В голосе дьякона совсем не чувствовалось убедительности, потому что он сознавал, что англичанин ничему не поверит, и все-таки продолжал с деревянной настойчивостью:

— Скажем: изобретатель, ну-ка? Разве такой он имеет вид, как, к примеру, у меня?.. Мне дьяконица постоянно сказывала — если уж идти в открытую — «ты, мол, не человек, а идиот оловянный».. Право, так и говорила… — Он снова пустил через зубы тонкую струйку и снова демонстративно прищурился на своего похитителя.

Англичанин, забитый вконец искусством дьякона, глянул на него искоса. Усмехнулся… Определение дьяконицы как нельзя больше соответствовало истине: английский строгий пробор и бритые щеки очень слабо гармонировали с дьяконской луковицей вместо носа, и, действительно, оловянными глазами.

— Вот я и говорю, — продолжал дьякон, — тратите вы зря, сэр, деньги… Это на меня-то… Потому как я совершенно не соответствую вашему, сэр, представлению… Был я, скажем, дьяконом, а теперь даже «Преблагой господи» забыл, как читается; был регистратором и курьером и всегда путал адреса и номера исходящих-входящих… Неспособный я человек, сэр… Господи Исусе! Смотрите! Смотрите! Падаем ведь мы!.. — Он вдруг рванулся к окну и завопил истошным голосом…

Англичанину пришлось силком оторвать его от окна, чтобы самому убедиться в положении аэроплана. В этот момент дьякон, очутившись сзади, массивным кулаком съездил англичанина по уху, из сюртука быстро извлек у него детрюитную палочку, и неподвижное тело, перевесившееся головой и руками через окно, выбросил из каюты…

Только тогда он опомнился… Подвиг, которого он никак от себя не ожидал и который был совершен в состоянии секундного аффекта, теперь поверг его в безграничную растерянность и подавленность.

— Господи, что же это я наделал и что мне теперь будет? — спросил дьякон, обращая блуждающий взор к небу.

Господь, по обыкновению, помалкивал в кулачок, и дьякону довелось самому разбираться в возможных последствиях своего поступка.

На землю спускались сумерки, и никто из пассажиров не заметил падения тела. Но ведь исчезновение англичанина скоро должно обнаружиться, когда контролер пройдет по каютам!..

Дьякон порывисто собрал уэссовские вещи, намереваясь немедленно выбросить их в окно, но одумался и сначала вынул из ручного саквояжа все деньги, револьвер и подвернувшуюся под руку зубную щетку в целлулоидном футлярчике. Все это он переложил в свой саквояж. Пальто англичанина, его палка с золотыми инкрустациями и оба саквояжа полетели вниз.

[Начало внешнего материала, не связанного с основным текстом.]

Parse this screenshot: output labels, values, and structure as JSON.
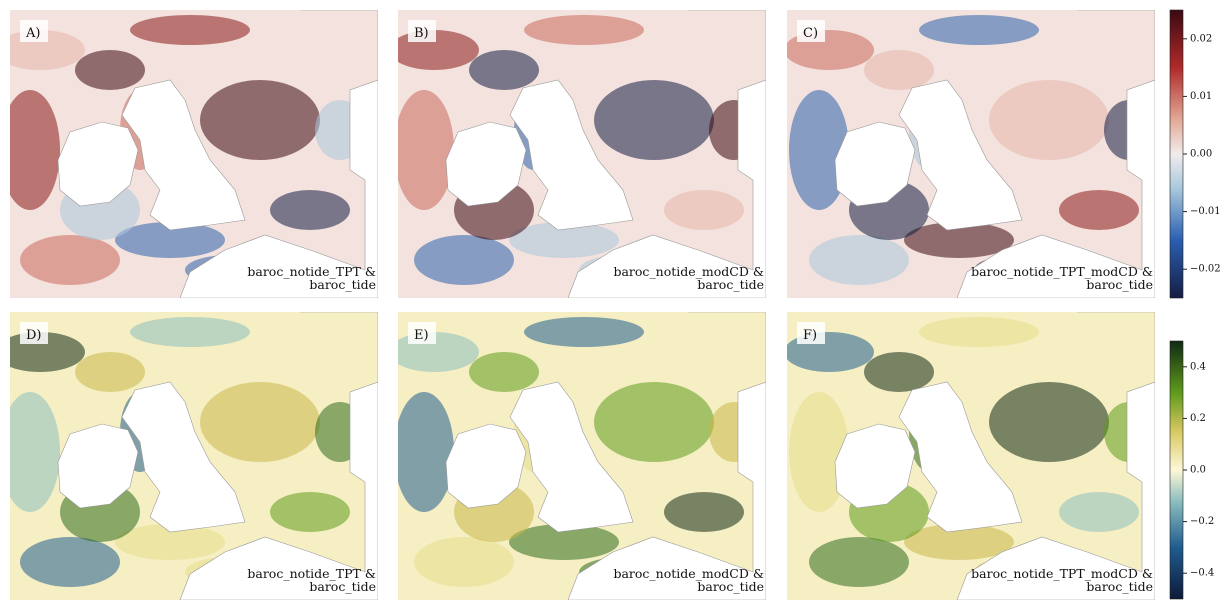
{
  "panels": [
    {
      "label": "A)",
      "caption": [
        "baroc_notide_TPT &",
        "baroc_tide"
      ]
    },
    {
      "label": "B)",
      "caption": [
        "baroc_notide_modCD &",
        "baroc_tide"
      ]
    },
    {
      "label": "C)",
      "caption": [
        "baroc_notide_TPT_modCD &",
        "baroc_tide"
      ]
    },
    {
      "label": "D)",
      "caption": [
        "baroc_notide_TPT &",
        "baroc_tide"
      ]
    },
    {
      "label": "E)",
      "caption": [
        "baroc_notide_modCD &",
        "baroc_tide"
      ]
    },
    {
      "label": "F)",
      "caption": [
        "baroc_notide_TPT_modCD &",
        "baroc_tide"
      ]
    }
  ],
  "colorbars": [
    {
      "ylim": [
        -0.025,
        0.025
      ],
      "ticks": [
        0.02,
        0.01,
        {
          "value": 0,
          "label": "0.00"
        },
        {
          "value": -0.01,
          "label": "−0.01"
        },
        {
          "value": -0.02,
          "label": "−0.02"
        }
      ]
    },
    {
      "ylim": [
        -0.5,
        0.5
      ],
      "ticks": [
        0.4,
        0.2,
        {
          "value": 0,
          "label": "0.0"
        },
        {
          "value": -0.2,
          "label": "−0.2"
        },
        {
          "value": -0.4,
          "label": "−0.4"
        }
      ]
    }
  ]
}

Через полчаса аэроплан стал снижаться. В каюту, как и ожидал дьякон, вошел контролер; предложил показать билет…

Пассажир в ответ замычал… Он совсем забыл о проездных документах, и они остались в сюртуке англичанина.

Контролер спросил о втором пассажире.

В ответ новое бессмысленное мычание.

Контролер пожал плечами и повернул к выходу. Дьякон еле удержался от страстного желания пустить ему вслед детрюитный луч.

Совершенно потерявшись, в приступе животного ужаса, он запер за контролером дверь каюты на задвижку, судорожно ухватился за ручку и ждал.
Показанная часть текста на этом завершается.